As a kid, I knew that my father getting drunk meant a few different things. It meant that random people would be over to the house, there would be barbecue on deck, a beer run to a store that also mean getting to buy a bunch of junk food and soda. That they would go late into the night talking about all sorts of random things while simultaneously playing music so loud that you can't hear anyone talk. And no matter how hard we pleaded with him to turn the music down or to go to sleep, it would just make it worse.
While I'm able to comprehend the situations I was in growing up with an alcoholic father, I find myself mirroring his behavior, for better or for worst. While I don't have kids to emotionally scar nor four foot speakers to blast music from when I'm drunk. I only have four inch speakers attached to a back pack, but some of the music is the same though. Sort of.
Rediscovering those tunes I heard in the middle of night as I tried to go to sleep have a different meaning now that I'm older and sober. I have a choice in how I can remember this music and I chose to enjoy it for what it is, music about heart-break and romance. Needless to say that my current binge of musical taste was inspired by real life events, but that's for another time.
Music today doesn't hold a candle to oldies and classics like Los Angeles Negros. It was another time and era, but their music is timeless. I literally spend hours listening to albums and playlist to rediscover as many bands as possible.
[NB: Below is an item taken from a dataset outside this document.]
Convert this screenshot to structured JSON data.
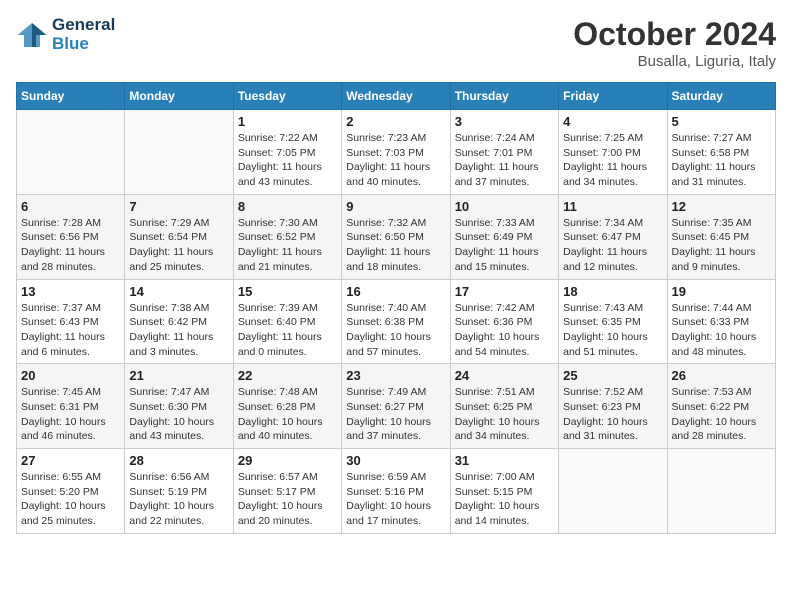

And while my current obsession I'll eventually give way to heavy metal or wu-tang, I'll continue basking in them.
Saturday, October 04, 2014
Of What Could Have Been
That kind of stuff comes to my mind not only because I'm observant of my surroundings, but because I've recently been dwelling on the fact that I am a college drop out. When I started out in school, I wanted to get a journalism degree and graduate with that. For all those years I've spent at my community college and then getting politically active with the DREAMER/undocumented student movement, I reassessed those journalistic endeavors and decided to focus those skills somewhere else.
So what does it say when I find myself in spaces that celebrate institutional success in academia, politics, and other high end professions? I like to think that it's a combination of the work I do mixed with those I know and sprinkled with a little bit of actively putting myself in these spaces. Comparisons and wondering what if can't be helped in terms of self reflection. I goes along with the territory. But it's something I don't dwell on much.
For everything that could have been and is yet to be, I'm proud of who I am and how I got here. I respect friends who put in their time in academia for years and they work hard for their hustle. Game recognize game if you will. I like dwelling in these moments every once in a while because they provide an opportunity to continue to analyze my own personal growth and to keep it at 100.